Slow Roasted Pork Shoulder with Beer and Mustard Sauce recipe – pork shoulder, roasted low and slow in the oven.
- 4-pound bone-in pork shoulder roast
- 1 tablespoon kosher salt
- 1 teaspoon brown sugar
- 1/2 teaspoon fresh ground black pepper
- 2 medium onions, peeled and cut into quarters
- 2 large carrots, peeled and cut into chunks or 1/2 pound baby carrots
- 1/2 cup beer (preferably a Belgian abbey ale or brown ale)
- 1 cup chicken broth (preferably homemade)
- 1 tablespoon whole grain mustard
- Salt and pepper to taste
- Preheat the oven, season the roast: Set the oven to 325°F. If the pork shoulder has a layer of fat, cut the fat in a diamond crosshatch pattern to help it render. Use your fingers to mix the salt, brown sugar, and pepper in a small bowl, breaking up any clumps of brown sugar, then sprinkle evenly over the pork shoulder, working the seasonings into any natural cuts in the meat.

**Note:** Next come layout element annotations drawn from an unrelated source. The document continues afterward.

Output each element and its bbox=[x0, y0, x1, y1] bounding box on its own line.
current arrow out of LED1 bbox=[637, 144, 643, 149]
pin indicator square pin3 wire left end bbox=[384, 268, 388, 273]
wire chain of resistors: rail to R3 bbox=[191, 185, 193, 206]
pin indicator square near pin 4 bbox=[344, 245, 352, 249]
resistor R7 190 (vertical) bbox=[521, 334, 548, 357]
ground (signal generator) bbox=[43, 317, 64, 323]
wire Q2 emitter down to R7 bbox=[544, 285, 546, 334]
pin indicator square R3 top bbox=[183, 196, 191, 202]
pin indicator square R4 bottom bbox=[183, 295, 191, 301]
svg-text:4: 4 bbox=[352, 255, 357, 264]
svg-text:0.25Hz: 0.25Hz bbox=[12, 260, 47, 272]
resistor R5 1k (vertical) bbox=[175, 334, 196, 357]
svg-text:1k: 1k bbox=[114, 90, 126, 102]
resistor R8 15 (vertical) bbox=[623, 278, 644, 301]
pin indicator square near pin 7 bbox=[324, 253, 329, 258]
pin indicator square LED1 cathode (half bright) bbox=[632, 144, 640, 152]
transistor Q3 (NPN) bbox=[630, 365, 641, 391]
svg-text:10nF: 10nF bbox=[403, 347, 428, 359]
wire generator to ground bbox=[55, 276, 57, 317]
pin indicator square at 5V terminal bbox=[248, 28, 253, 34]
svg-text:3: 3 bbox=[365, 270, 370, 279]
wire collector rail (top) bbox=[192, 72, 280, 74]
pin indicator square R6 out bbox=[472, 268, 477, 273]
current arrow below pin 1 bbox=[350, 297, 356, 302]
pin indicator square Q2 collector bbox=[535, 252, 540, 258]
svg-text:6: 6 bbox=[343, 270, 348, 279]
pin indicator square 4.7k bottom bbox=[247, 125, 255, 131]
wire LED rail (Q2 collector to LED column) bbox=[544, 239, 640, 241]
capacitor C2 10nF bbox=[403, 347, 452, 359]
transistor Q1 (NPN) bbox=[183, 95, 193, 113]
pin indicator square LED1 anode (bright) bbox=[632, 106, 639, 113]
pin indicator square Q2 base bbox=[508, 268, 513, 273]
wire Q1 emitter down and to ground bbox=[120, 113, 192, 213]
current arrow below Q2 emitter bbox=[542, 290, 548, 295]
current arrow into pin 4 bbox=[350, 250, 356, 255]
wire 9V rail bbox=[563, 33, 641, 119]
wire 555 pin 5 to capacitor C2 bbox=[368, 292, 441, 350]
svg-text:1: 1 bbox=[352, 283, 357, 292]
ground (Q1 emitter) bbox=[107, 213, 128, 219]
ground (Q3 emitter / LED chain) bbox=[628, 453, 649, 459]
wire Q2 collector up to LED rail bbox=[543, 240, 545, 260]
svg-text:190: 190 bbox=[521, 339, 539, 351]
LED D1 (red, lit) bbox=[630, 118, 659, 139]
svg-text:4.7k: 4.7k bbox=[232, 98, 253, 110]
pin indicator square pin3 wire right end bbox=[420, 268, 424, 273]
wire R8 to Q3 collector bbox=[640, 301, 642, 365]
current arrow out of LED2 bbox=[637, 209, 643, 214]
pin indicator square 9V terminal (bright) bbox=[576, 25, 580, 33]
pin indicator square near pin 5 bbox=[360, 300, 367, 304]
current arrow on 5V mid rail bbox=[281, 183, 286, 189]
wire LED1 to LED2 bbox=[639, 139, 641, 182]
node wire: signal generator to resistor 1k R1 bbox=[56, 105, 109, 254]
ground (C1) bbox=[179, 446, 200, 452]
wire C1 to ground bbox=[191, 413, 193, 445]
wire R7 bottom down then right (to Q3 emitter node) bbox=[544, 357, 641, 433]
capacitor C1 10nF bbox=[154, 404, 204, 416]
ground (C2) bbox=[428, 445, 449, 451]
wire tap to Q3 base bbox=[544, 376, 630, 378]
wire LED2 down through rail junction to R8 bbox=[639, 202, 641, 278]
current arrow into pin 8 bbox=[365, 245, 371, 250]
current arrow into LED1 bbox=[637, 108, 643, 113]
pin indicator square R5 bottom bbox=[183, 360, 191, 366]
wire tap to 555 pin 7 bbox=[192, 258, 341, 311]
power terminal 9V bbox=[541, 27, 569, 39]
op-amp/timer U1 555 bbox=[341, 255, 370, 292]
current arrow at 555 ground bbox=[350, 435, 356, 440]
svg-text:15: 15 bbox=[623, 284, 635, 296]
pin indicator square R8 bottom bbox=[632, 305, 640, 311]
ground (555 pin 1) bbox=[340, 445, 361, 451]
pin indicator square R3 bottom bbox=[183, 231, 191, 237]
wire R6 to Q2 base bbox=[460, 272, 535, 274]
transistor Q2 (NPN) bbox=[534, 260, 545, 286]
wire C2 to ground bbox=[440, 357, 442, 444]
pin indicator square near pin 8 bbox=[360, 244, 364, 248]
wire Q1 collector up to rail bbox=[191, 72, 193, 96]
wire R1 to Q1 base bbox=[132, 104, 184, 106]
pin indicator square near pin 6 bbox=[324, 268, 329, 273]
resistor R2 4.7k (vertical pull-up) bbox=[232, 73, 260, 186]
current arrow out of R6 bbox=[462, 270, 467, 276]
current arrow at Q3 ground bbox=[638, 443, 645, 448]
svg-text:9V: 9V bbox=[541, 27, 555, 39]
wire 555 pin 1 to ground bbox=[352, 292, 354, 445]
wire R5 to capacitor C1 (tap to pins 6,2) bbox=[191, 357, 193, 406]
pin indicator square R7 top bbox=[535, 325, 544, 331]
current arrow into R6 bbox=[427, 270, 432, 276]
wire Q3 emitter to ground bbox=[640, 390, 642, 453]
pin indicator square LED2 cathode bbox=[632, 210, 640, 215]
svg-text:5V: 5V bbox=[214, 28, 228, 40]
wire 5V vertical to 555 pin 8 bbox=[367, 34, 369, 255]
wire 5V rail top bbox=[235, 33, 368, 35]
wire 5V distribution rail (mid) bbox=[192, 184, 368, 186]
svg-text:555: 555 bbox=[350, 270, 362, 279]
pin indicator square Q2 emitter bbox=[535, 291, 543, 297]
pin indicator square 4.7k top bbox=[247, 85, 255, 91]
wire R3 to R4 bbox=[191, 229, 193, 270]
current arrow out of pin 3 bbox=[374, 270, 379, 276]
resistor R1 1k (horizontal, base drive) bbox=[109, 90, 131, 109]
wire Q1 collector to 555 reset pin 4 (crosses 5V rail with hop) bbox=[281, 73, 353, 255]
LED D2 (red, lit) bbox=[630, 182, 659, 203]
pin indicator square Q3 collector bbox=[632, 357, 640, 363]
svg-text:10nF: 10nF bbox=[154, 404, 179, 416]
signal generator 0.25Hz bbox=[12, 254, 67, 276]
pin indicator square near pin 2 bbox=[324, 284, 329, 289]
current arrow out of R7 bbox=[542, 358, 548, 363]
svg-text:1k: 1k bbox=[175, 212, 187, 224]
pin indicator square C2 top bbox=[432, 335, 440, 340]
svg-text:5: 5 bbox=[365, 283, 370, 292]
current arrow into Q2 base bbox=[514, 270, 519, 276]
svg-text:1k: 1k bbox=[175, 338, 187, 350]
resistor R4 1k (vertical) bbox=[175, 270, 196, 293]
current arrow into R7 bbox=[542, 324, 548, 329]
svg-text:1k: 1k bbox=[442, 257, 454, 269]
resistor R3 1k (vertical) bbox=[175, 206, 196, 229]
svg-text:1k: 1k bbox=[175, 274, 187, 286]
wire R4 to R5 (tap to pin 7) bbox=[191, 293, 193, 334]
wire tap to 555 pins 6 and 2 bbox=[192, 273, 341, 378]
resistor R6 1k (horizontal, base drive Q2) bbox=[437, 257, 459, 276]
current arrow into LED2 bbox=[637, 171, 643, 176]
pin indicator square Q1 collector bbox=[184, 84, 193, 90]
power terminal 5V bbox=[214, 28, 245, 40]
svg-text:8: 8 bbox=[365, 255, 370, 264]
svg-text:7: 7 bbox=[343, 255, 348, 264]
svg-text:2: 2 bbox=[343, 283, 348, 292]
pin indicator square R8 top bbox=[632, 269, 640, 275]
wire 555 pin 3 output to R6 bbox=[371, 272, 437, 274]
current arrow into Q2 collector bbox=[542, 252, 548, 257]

- Cook the pork: Put the pork shoulder in the dutch oven, surround with the vegetables, cover, and put in the preheated oven, and cook for 5 hours, or until the pork is browned and has reached at least 195°F measured in the thickest part. (205°F would be better.) Remove the lid, increase the heat to 475°F, and cook until the roast is well browned on top, about 45 minutes. Remove the pot from the oven and move the pork and vegetables to a platter with a slotted spoon. (The pork will be fall apart tender. It’s OK if it breaks into a couple of chunks).
- Pan sauce (optional): Discard the fat in the pot. (Use potholders! The pot handles will be blazing hot – they’ve been in the oven for six hours.) Put the pot on the stovetop over medium heat, add the beer, and bring to a boil, scraping to loosen the browned bits from the bottom and sides of the pot. Simmer the beer until it is almost gone, about 5 minutes. Add the chicken stock and mustard to the pot and simmer until reduced by half, about 10 more minutes. Transfer the sauce to a gravy boat, drizzle a couple of tablespoons of the pan sauce over the pork, and serve, passing the rest of the sauce at the table.